Un récent article du Monde prévoyait « la rentrée de septembre sera agitée ». A n’en pas douter l’été aussi, n’en déplaise à Pépy et même si personne ne peut dire de quelle manière. Avec ou sans grève, la maturation continue… et c’est notre rôle de militants révolutionnaires d’y aider.

Un parti pour la convergence des luttes et l’organisation des travailleurs eux-mêmes

Une fraction des travailleurs, des militants, cherche une autre voie que celle sans issue de la politique des confédérations syndicales. Cela se matérialise dans les manifestations : « cortège de tête » à Paris, « cortège mélangé » dans certaines villes, regroupent au coude à coude, par-delà les étiquettes et les drapeaux, de plus en plus d’équipes marquant leurs distances avec les appareils. Cela pose non seulement la question du nécessaire regroupement des militants de la convergence, militants lutte de classe, mais celle des perspectives, la question politique.

Le mouvement pousse à la politisation de tous ceux qui le construisent : quelle attitude par rapport au 26 mai, aux partis, aux institutions, et pose la question du pouvoir.
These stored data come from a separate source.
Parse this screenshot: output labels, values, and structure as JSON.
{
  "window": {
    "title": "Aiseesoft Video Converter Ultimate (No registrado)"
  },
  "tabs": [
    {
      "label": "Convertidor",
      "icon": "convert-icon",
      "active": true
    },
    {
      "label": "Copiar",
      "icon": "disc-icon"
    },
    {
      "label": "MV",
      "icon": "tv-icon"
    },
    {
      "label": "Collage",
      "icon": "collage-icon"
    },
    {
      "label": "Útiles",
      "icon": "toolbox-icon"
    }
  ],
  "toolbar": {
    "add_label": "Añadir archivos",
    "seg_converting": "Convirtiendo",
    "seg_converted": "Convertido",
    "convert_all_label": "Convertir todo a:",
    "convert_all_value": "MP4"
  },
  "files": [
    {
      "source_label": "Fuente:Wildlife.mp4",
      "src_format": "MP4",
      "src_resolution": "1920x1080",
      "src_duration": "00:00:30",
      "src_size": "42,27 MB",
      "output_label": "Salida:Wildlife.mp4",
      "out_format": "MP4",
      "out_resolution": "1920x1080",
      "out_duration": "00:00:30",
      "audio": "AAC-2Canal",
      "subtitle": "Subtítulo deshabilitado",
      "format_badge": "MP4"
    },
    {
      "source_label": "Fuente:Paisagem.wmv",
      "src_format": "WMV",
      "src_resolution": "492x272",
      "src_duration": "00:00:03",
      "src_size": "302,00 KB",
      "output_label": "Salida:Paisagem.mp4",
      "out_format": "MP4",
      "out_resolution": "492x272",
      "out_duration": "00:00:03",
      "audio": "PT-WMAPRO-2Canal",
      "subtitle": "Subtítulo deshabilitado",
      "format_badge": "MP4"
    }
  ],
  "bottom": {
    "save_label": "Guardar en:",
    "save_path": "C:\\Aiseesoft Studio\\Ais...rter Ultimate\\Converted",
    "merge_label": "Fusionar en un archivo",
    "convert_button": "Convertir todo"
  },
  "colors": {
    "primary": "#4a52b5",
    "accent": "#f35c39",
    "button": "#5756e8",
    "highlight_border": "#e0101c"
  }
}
Quelle organisation sociale, quelle production, quelle utilisation des richesses de la société et qui en décide : ceux qui les produisent et sur qui repose l’ensemble du fonctionnement de la société ou les parasites vers qui ces richesses ruissellent ?

Bien des camarades avec qui nous militons et menons bataille sur des positions lutte de classe dans les syndicats, dans les AG, s’interrogent et-ou ont des préventions par rapport à la question du pouvoir.

Celle-ci est contenue dans le mouvement lui-même qui amène à contester le pouvoir économique et politique à l’oligarchie financière, ses institutions. Il nous est indispensable de mener ce débat.

La nécessité d’un parti révolutionnaire, démocratique des travailleurs est en germe dans la lutte elle-même, nous voulons convaincre ces camarades de le construire ensemble.